Ms Doyle said “social security” and “welfare” were not dirty words and both of them existed for a “very good reason”.
“We need to remember what they mean and re-embrace them,” she said.
“For the security of society, for the welfare of people, to help people get back on their feet, and ensure they’re not left behind.”
The new Labor MP, who grew up in public housing and went on to work in the union movement after surviving breast cancer, secured a historic victory in the recent by-election triggered by the resignation of former Liberal cabinet minister Alan Tudge.
She delivered her at-times emotional maiden speech on Thursday with her two children, grand-niece and other family members watching on from the public gallery.
Ma Doyle (centre) pictured with family members Lily Chan (left), Clancy Kost, Lillian Kost and Jamilah Cagney in the courtyard of Parliament House. Picture: NCA NewsWire/ Dylan Robinson
She thanked the people of Aston for their support, recalling a woman she met at an Anzac Day Dawn Service at the Boronia RSL who came up and hugged her and said she and her partner were “so happy” there was now someone in federal parliament who they felt better represented them.
“As we talked about our family lives, I understood what they meant,” Ms Doyle said.
Born in 1970 to “a big Catholic family” in Echuca, Ms Doyle is the youngest of nine children born to a father who would go on to struggle with alcoholism and depression.
Ms Doyle described her dad, Ted, as a complicated individual who had his “fair share of demons” but was also a “good judge of character” who had many funny sayings and told “hilarious yarns”.
She also spoke about the tragic deaths of both her sister Carmel and her niece Melanie in 2009 and 2020 respectively, saying she and her family missed them terribly.
Ms Doyle thanked her family and the people of Aston. Picture: NCA NewsWire / Martin Ollman
Ms Doyle teared up as she thanked her mum, Mary, who turns 93 next week and was unable to travel to Parliament House from her aged care home where she is living with dementia.
“I know she would have been so proud of me and would have loved to have witnessed all of this,” she said.
“She went through so much in her life and I have her to thank for being there for me when I needed her.”
Most importantly she said she wanted to thank the “wonderful people of Aston”.
“I confessed at the start of my campaign in 2023, I’m not a seasoned politician, and I still don’t think of myself as a politician,” she said.
“I am a regular type of person, who’s lived the kind of life which mirrors that of many of my constituents.”

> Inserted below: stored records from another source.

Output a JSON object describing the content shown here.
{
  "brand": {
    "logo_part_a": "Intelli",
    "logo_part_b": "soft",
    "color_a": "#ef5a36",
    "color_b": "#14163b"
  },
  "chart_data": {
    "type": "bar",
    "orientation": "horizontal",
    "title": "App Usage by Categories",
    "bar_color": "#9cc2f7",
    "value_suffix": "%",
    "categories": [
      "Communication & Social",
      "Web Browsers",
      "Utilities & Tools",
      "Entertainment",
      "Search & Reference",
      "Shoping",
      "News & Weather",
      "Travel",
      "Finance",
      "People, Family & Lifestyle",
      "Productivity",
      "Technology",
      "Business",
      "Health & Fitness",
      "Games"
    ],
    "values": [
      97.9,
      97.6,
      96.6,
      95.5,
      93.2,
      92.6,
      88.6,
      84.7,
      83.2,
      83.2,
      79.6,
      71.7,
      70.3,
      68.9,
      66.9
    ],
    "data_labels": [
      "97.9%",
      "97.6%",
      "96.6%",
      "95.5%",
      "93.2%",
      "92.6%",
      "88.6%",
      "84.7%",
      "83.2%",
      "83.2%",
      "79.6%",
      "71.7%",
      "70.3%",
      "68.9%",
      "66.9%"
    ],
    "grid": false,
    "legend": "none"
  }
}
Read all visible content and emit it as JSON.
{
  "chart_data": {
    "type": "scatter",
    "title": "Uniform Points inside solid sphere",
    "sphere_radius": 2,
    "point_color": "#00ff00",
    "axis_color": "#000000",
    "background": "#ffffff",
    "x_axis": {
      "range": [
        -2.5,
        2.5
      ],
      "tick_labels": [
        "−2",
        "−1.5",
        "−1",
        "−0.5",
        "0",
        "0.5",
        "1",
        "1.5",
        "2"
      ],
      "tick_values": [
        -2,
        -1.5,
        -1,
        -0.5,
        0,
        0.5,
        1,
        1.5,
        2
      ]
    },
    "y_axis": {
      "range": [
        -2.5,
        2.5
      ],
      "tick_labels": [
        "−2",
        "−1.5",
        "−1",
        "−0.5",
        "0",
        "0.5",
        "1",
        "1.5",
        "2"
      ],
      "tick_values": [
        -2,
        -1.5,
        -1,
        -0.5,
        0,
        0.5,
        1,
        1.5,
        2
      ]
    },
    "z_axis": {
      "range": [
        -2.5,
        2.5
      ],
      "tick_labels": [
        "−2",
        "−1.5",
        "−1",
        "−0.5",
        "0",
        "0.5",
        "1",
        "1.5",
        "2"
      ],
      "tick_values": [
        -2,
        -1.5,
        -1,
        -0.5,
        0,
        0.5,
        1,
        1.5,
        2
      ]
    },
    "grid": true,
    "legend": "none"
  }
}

Ms Doyle said her backstory was one “riddled with challenges” and families like hers needed good policy and to be taken seriously rather than “a pat on the head and a pitying look”.
“We are not a political football to be kicked around at election time,” she said.
“Those on the other side talk about opportunity while denying families like mine any assistance to grasp those opportunities.”
Ms Doyle wrapped up her speech to applause from the chamber by saying honoured to represent her constituents in Aston and promised she would always put them first.